Journal of Allergy and Clinical Immunology: In Practice — 2016 —
Background: Telehealth strategies for asthma have focused primarily on adherence to controller medications. Telemonitoring of short-acting b-agonist (SABA) focuses on patterns of use and may allow more timely action to avert exacerbations. Studies assessing this approach are lacking.
Objective: This pragmatic controlled study was designed to measure real-world effectiveness of the Propeller Health Asthma Platform to reduce use of SABA and improve asthma control.

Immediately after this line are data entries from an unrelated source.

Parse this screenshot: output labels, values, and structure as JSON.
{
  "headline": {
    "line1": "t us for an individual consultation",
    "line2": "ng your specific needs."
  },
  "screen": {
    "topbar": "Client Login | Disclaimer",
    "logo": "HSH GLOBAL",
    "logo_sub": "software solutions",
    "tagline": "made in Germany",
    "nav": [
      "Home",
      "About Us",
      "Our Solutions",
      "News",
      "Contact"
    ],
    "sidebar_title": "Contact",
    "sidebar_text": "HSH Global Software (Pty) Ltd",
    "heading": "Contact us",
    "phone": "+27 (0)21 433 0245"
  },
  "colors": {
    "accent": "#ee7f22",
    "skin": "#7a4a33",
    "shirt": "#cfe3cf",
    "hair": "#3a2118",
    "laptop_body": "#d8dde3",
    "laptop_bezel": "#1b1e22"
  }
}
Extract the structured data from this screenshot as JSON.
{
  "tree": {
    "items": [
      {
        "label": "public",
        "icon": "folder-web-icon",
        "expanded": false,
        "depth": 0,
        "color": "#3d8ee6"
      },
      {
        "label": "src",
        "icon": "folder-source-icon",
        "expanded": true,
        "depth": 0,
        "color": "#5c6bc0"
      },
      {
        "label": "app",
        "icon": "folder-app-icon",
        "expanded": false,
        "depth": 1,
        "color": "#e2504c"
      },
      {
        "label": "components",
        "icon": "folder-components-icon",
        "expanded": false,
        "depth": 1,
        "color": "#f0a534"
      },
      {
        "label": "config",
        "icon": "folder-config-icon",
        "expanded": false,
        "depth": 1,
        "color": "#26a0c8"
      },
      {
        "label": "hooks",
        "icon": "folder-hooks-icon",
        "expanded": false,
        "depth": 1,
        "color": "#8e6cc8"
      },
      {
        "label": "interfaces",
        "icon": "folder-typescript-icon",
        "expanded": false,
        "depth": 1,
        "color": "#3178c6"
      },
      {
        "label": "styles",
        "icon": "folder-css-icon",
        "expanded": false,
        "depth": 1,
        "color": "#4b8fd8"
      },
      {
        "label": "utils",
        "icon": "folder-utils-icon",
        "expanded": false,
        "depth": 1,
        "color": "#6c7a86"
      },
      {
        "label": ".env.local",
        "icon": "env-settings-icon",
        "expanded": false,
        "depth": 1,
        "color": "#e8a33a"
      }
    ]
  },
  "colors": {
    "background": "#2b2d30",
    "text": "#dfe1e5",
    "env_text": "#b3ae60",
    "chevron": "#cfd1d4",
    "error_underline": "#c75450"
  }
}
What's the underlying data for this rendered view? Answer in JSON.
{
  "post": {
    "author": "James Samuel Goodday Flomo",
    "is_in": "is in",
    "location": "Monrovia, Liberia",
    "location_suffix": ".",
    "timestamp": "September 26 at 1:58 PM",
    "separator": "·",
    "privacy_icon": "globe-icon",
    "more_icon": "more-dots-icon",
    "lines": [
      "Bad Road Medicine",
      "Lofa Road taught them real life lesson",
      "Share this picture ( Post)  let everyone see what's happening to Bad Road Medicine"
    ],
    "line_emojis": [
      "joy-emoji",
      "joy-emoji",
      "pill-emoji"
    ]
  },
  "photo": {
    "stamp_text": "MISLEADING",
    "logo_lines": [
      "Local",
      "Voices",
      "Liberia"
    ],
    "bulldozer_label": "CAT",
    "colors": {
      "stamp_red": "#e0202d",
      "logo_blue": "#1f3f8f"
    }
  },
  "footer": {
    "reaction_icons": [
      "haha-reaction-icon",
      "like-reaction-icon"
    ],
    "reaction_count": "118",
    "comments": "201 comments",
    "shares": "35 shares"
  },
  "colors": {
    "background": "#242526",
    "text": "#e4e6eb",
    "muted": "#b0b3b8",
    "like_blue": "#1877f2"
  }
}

Methods: A total of 495 patients were enrolled in parallel arms (1:1) for 12 months of monitoring SABA use. Intervention group (IG) patients received access to and feedback from the Propeller Health system. Routine care (RC) patients were outfitted with sensors but did not receive feedback. Physicians were able to monitor the status of their patients in the IG and receive proactive notifications.
Results: The daily mean number of SABA uses per person decreased by 0.41 for the IG and by 0.31 for RC between the first week and the remainder of the study period (P < .001 for the
difference between groups). Similarly, the proportion of SABA-free days increased 21% for the IG and 17% for RC (P < .01 for the difference between groups). Asthma Control Test (ACT) scores were not significantly different between arms in the entire study population, but adults with initially uncontrolled ACT scores showed a significantly larger improvement in the proportion with controlled asthma in IG versus RC (63% controlled in the study period vs 49%, respectively; P < .05 comparing the 2 improvements).
Conclusions: Compared with RC, the study arm monitoring SABA use with the Propeller Health system significantly decreased SABA use, increased SABA-free days, and improved ACT scores (the latter among adults initially lacking asthma control).